When Greece's economy came crashing down, many predicted it would exit the eurozone. Other countries such as Spain, Ireland and Portugal were also hit hard by the crisis, yet the outgoing commission president pointed out in his valedictory speech that despite being "under the imminent threat of collapsing, [they] are now in a much more stable mood". While Barroso admits that growth in Europe has been disappointing, he did say "we have won the battle of stability".

"[Barroso was] a real driving force behind Europe" - Manfred Weber

Leading the climate agenda

Barroso described himself as "extremely proud that it was [his] commission in [his] first mandate, in 2007, that put forward the most ambitious programme for climate protection in the world". The '20-20-20' targets laid out key objectives for 2020. Member states agreed to reduce their greenhouse gas emissions, increase their use of renewable resources and improve energy efficiency, all by 20 per cent. These targets were formally implemented within the Europe 2020 strategy in 2009.

Further signalling his commitment to the issue, Barroso added a commissioner for climate action to his team in 2010. Climate action was previously under the umbrella of the directorate general for environment. Speaking to MEPs, he claimed that the EU is "leading the world in terms of the climate agenda".

Unfortunately, members of parliament were left disappointed by the EU's latest climate change package, whereby member states will attempt to reduce their greenhouse gas emissions by at least 40 per cent by 2030.

"Serious policy mistakes [were made]" - Gianni Pittella

In one of his first speeches as president of the commission, Barroso underlined his commitment to fighting discrimination, particularly with regards to gender inequality. A European women's charter was implemented in 2010, and the commission introduced plans for a 40 per cent quota for women on company boards. However, he was criticised for having fewer women commissioners in his second team than in his first.

The outgoing president has often stressed that unity is key, saying that "the forces of integration are stronger than the forces of disintegration" and criticising "the intellectual glamour of pessimism", seemingly referring to those who do not believe in the future of Europe.

Parliament's take

Barroso admitted that relations with parliament "were not always perfect", but thanked the institution for its cooperation over the years. MEPs meanwhile offered up mixed reviews of his 10-year term at the head of the commission.

Manfred Weber, chair of the EPP group - part of Barroso's own political family - praised the outgoing president as "a real driving force behind Europe".

Gianni Pittella, chair of parliament's S&D group, said that the Portuguese offical had left office with "our continent is deep in unemployment". He admitted that this was partly due to external factors outside of Barroso's control, but that "serious policy mistakes" had been made.

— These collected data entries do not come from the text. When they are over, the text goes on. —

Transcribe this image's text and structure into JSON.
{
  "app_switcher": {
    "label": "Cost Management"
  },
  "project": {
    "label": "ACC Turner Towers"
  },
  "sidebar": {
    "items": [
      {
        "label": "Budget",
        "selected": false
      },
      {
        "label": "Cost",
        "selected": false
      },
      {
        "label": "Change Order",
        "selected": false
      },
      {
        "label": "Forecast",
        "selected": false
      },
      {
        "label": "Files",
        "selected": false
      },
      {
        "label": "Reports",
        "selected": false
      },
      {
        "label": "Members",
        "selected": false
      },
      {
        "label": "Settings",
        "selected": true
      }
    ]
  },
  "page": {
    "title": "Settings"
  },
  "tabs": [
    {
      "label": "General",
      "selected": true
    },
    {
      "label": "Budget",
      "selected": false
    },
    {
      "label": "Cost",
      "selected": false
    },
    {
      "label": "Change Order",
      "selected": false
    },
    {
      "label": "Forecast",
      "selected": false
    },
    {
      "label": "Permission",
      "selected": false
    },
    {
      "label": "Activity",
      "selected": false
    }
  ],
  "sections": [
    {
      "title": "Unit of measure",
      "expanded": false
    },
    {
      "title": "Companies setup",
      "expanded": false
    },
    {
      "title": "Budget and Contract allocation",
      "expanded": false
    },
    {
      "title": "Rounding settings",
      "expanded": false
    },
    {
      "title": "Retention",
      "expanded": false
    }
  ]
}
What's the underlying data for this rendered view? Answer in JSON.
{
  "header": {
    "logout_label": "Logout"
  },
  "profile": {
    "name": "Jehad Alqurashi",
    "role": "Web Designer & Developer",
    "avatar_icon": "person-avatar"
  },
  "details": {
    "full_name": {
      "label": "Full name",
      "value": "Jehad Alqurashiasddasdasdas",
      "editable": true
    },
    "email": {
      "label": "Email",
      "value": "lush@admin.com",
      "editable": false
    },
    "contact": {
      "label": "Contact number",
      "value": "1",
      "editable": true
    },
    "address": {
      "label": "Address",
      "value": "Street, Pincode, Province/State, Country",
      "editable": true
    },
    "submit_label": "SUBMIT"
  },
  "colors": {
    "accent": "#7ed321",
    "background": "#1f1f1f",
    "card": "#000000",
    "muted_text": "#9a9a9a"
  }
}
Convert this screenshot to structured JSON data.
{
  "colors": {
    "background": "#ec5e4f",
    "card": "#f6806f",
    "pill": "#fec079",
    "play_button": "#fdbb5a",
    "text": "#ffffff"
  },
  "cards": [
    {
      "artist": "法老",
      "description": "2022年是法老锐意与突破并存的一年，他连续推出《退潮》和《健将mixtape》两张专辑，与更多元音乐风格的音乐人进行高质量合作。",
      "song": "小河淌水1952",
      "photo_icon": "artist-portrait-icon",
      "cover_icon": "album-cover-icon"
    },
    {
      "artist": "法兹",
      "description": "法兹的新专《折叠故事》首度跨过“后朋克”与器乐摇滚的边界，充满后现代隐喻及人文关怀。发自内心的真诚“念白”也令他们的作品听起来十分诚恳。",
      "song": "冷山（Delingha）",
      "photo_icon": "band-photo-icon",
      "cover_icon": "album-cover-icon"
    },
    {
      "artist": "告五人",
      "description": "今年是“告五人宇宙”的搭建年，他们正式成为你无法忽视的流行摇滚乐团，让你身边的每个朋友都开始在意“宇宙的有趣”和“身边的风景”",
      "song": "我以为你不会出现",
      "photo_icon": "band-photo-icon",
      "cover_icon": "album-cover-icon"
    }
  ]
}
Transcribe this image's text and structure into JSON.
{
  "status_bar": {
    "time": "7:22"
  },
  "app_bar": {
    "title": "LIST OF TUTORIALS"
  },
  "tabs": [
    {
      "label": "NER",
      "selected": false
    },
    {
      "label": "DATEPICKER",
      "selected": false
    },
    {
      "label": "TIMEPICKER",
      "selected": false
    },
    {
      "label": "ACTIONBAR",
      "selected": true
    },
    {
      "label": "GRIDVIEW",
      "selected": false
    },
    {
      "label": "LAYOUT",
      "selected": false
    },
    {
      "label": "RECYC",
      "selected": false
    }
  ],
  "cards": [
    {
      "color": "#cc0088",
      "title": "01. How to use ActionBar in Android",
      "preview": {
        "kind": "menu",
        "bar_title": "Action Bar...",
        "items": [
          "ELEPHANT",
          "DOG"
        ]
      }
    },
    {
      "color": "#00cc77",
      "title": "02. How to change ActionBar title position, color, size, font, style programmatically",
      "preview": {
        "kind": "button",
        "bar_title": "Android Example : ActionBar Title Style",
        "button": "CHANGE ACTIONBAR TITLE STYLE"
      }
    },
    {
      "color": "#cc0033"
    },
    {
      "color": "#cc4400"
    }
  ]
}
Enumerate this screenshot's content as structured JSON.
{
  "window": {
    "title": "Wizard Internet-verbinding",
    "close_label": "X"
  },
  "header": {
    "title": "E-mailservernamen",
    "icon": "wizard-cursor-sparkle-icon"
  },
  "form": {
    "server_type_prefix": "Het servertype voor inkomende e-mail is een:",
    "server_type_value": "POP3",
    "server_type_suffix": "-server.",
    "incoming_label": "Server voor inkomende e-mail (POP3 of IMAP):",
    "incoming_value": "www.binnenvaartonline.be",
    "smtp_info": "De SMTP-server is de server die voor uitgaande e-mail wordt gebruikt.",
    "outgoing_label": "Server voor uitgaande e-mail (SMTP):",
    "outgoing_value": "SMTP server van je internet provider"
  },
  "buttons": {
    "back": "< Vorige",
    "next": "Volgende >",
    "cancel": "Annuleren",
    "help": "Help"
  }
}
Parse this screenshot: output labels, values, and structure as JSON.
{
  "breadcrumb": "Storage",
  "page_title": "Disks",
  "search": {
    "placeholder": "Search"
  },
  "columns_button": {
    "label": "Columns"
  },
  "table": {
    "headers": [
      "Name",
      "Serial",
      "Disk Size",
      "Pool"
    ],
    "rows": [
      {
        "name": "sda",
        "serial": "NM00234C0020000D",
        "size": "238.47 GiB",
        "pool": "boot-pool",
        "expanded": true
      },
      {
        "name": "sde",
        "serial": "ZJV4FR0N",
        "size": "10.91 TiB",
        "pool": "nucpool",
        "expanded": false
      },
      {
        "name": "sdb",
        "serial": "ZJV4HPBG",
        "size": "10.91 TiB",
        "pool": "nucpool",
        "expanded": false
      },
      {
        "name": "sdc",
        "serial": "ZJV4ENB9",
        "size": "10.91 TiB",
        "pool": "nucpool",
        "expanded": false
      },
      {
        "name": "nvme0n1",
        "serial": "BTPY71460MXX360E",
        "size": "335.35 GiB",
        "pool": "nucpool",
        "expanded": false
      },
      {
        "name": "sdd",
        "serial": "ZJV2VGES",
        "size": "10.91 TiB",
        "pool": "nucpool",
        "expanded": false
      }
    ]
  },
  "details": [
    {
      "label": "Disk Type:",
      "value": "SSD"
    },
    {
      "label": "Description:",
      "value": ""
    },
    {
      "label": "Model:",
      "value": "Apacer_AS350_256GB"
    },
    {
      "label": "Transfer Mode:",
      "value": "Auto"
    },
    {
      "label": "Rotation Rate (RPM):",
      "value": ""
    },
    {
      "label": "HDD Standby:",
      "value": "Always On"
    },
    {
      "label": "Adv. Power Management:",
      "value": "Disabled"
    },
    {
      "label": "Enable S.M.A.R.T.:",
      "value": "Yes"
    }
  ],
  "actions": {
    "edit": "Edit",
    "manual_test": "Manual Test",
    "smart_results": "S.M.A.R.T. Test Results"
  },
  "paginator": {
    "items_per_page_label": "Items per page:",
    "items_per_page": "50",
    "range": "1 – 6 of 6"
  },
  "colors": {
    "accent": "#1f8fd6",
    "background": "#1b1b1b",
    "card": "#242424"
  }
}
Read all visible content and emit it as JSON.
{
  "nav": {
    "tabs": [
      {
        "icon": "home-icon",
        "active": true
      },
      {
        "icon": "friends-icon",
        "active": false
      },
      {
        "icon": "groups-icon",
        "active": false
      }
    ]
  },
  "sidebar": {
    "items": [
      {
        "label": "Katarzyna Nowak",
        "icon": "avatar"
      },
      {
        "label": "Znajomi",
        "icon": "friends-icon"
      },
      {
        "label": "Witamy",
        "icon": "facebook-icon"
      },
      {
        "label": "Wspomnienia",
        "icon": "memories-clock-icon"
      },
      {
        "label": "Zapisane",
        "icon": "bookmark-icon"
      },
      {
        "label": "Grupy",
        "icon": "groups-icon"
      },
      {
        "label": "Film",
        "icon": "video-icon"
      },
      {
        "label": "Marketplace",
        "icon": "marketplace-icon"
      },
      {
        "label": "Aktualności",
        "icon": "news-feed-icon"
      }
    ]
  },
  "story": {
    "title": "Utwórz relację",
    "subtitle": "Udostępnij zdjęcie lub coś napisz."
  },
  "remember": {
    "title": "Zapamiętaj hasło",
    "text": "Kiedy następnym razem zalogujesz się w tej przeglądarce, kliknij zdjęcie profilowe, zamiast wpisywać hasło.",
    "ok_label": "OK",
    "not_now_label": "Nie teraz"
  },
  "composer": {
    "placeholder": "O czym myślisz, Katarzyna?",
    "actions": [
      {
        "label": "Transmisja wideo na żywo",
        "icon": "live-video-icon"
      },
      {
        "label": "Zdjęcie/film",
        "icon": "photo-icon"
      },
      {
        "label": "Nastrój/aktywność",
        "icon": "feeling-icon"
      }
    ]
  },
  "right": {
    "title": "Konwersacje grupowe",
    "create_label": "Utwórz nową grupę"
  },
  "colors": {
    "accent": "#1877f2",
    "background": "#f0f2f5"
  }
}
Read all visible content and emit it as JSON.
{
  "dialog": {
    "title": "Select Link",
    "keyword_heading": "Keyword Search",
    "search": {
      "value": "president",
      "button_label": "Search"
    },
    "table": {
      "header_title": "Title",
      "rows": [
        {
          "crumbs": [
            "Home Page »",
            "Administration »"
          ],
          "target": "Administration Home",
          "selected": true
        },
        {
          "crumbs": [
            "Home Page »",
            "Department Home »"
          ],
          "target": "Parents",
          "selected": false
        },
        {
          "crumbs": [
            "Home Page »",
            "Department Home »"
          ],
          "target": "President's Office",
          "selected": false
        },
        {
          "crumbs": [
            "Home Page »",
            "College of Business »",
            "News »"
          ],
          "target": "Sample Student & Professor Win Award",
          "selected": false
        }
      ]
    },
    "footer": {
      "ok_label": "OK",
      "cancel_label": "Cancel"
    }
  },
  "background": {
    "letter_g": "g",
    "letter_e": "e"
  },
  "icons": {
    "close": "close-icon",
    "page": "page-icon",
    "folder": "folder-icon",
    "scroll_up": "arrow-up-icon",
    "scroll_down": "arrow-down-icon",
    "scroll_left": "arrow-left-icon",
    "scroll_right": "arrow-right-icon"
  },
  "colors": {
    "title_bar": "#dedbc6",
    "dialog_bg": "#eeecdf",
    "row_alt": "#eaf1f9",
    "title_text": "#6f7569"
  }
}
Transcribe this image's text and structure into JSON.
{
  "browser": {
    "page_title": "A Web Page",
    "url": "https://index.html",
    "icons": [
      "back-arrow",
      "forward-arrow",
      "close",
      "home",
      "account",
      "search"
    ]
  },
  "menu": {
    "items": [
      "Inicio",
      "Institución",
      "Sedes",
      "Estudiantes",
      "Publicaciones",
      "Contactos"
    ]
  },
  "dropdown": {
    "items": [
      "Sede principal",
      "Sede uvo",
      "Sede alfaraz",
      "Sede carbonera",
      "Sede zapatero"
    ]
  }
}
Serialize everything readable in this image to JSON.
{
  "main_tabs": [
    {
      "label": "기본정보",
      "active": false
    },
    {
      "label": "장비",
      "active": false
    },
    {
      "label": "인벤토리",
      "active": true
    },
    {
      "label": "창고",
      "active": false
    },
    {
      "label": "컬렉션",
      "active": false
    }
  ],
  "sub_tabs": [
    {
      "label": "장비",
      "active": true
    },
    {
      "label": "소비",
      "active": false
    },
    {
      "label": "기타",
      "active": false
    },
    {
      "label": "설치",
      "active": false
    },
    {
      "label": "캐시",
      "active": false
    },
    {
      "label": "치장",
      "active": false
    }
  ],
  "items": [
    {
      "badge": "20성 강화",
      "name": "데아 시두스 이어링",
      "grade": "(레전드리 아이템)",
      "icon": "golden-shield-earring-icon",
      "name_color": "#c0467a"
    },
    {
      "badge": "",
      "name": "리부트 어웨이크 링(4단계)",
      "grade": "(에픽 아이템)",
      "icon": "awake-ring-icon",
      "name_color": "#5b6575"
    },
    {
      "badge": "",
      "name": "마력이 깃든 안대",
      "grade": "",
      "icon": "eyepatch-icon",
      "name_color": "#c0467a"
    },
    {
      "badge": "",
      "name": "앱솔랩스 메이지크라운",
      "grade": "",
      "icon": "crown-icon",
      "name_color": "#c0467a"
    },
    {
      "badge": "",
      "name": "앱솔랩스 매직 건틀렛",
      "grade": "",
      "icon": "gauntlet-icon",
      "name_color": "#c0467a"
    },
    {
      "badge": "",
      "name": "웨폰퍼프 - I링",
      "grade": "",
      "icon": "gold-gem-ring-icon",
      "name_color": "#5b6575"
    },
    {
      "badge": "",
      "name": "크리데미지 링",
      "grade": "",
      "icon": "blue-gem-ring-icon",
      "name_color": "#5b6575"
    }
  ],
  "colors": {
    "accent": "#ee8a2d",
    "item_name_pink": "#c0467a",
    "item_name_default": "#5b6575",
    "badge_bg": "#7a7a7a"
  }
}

Pavel Telička, second vice-president of ALDE, complained that "the outgoing commission […] lost the battle on competitiveness, reform and growth".

Barroso wished Juncker's incoming commission "all the best, […] they have a great challenge ahead of them", warning that "we cannot say that the crisis is completely over, because threats remain".

Yet he proudly remembered the day the EU received the Nobel peace prize, describing it as "a powerful reminder sent to us from the global community that we count in this world and that what we do is very important", urging the incoming commission to continue fighting for the values that shaped the EU and "to continue to do work for a united, open and stronger Europe".